In "UHF" (citywide), writer-star "Weird Al" Yankovic tries to jam dozens of movie and TV parodies into the kind of dopes-on-the-job plot that was already a self-parody in the days of the first "Police Academy." The parodies are sometimes amusing, in a talk-back-to-the-TV-screen sort of way, but the movie they're stuck in is beyond sendups.
It's another daffy, goofy, sex-crazed-guys story: "The daffy, goofy, sex-crazed guys take over a TV station." But here there isn't much sex; perhaps Yankovic's target audience is too young. These guys aren't lecherous; they're just daffy and goofy.
They race around and bang themselves on the noggin with mops and throw mustard on bikers and poodles out the window. They play with their mashed potatoes and shoot staples at each other and stick children into sandboxes full of wet oatmeal. The love interest, "Saturday Night Live's" Victoria Jackson, might as well be in another picture. Maybe she is; halfway through this one, Yankovic breaks a date with her and she disappears until the picture's climax.
Yankovic's character, stodgily named George Newman instead of Odd Arnie or Bizarre Bob, is a congenital foul-up, constantly lost in fantasies of Spielberg movies. He takes over a failing UHF station, Channel 62, after his uncle wins it at a poker game. But in true daffy, goofy, sex-crazed guys fashion, George quickly piles up the heftiest ratings in town, despite programming shows like "Bowling for Burgers," "The Volcano Worshiper's Hour" and "Wheel of Fish," a game show whose wheel-spinner is named Vanna Whitefish.
Channel 62's superstar is the janitor, Stanley Spadowski (Michael Richards), a Jerry Lewis-style super-goon. Their nemesis is Kevin McCarthy, chewing passions to tatters as a network-affiliate czar caught in a perpetual grimace. Soon poor Stanley has been kidnaped and McCarthy is trying to foreclose the mortgage--or buy the station, or steal the deed--and a telethon is under way to raise all the money for Uncle Harvey's gambling debts.
As an actor, Yankovic alternates between screaming and staring confusedly into space. But Billy Barty, Trinidad Silva and Fran Drescher are fitfully funny. And, as Stanley, Michael Richards has one of those scarily intense mad-clown looks; he looks as if he could pick up quarters with his eyebrows.
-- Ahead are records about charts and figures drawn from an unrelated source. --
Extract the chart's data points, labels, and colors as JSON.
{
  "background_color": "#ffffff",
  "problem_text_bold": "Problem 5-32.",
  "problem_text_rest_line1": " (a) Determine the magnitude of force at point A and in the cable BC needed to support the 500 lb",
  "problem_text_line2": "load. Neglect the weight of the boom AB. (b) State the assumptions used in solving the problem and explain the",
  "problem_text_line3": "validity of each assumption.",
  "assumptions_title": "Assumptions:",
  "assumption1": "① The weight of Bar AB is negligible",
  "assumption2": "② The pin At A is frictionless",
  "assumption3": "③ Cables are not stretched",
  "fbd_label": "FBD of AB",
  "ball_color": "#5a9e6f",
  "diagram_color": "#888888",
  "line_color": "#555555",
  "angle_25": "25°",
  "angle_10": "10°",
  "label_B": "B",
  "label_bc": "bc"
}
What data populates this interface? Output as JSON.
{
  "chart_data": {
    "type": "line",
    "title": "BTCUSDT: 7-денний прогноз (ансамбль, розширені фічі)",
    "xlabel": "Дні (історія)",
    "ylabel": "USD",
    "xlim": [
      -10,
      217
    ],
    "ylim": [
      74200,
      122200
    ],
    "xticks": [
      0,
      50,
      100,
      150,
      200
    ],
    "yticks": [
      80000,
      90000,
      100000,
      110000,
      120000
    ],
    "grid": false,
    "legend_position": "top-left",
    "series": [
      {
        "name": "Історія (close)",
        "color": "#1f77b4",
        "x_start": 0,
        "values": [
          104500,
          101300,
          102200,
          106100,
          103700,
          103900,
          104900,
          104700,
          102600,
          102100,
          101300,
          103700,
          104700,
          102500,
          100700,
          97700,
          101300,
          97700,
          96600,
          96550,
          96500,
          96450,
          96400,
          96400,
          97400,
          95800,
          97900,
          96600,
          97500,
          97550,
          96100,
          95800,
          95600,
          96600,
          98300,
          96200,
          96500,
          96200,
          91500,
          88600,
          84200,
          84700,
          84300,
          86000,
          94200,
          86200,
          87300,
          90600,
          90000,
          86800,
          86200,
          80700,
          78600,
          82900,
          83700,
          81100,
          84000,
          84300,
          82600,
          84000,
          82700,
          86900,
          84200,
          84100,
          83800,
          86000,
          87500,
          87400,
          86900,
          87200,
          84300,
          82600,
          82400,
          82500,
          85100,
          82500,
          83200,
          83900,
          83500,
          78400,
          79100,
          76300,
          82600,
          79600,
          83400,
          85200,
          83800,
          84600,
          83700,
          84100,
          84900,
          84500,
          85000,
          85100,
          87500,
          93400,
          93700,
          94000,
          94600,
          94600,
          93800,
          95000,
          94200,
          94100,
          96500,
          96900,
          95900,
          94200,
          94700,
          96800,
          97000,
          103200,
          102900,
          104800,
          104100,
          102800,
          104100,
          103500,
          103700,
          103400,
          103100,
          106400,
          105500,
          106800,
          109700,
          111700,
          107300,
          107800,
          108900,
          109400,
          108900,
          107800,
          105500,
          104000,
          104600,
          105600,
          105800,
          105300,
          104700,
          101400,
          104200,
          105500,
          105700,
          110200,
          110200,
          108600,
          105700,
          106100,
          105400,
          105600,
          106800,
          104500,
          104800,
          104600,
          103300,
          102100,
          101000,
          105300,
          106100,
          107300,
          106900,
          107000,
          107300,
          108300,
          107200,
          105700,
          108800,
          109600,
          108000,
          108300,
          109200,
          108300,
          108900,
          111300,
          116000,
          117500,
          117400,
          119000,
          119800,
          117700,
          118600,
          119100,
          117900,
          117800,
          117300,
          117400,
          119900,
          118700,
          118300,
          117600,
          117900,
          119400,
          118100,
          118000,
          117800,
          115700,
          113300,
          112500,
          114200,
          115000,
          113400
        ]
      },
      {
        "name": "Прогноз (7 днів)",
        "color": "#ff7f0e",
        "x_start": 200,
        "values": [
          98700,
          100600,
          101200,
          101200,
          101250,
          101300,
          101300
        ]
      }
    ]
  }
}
In real life, Yankovic is a famous record parodist, sort of the Homer and Jethro of rock 'n' roll--or perhaps the Allan Sherman of MTV. (The film's director, Jay Levey, is his manager and video director.) And he has some funny ideas. The movie's highlight is a version of "The Ballad of Jed Clampett" sung to the tune of Dire Straits' "Money for Nothing." And there's a "Rambo" parody with Yankovic mowing down half the Eastern Hemisphere and the Eiffel Tower.
Yet there's something fatally wrong here. Why would someone who keeps losing himself in dream-parodies of Spielberg and Stallone movies come up with shows like "Druids on Parade" or "Name That Stain"?
The problem with "UHF" (MPAA-rated PG-13) is that everything in it is a parody. The only logic for anything that happens is that there's some new thing to make fun of--mostly inanely. It's not much of a movie. But, hey, give these daffy, goofy guys a break. Where would the film industry be without them?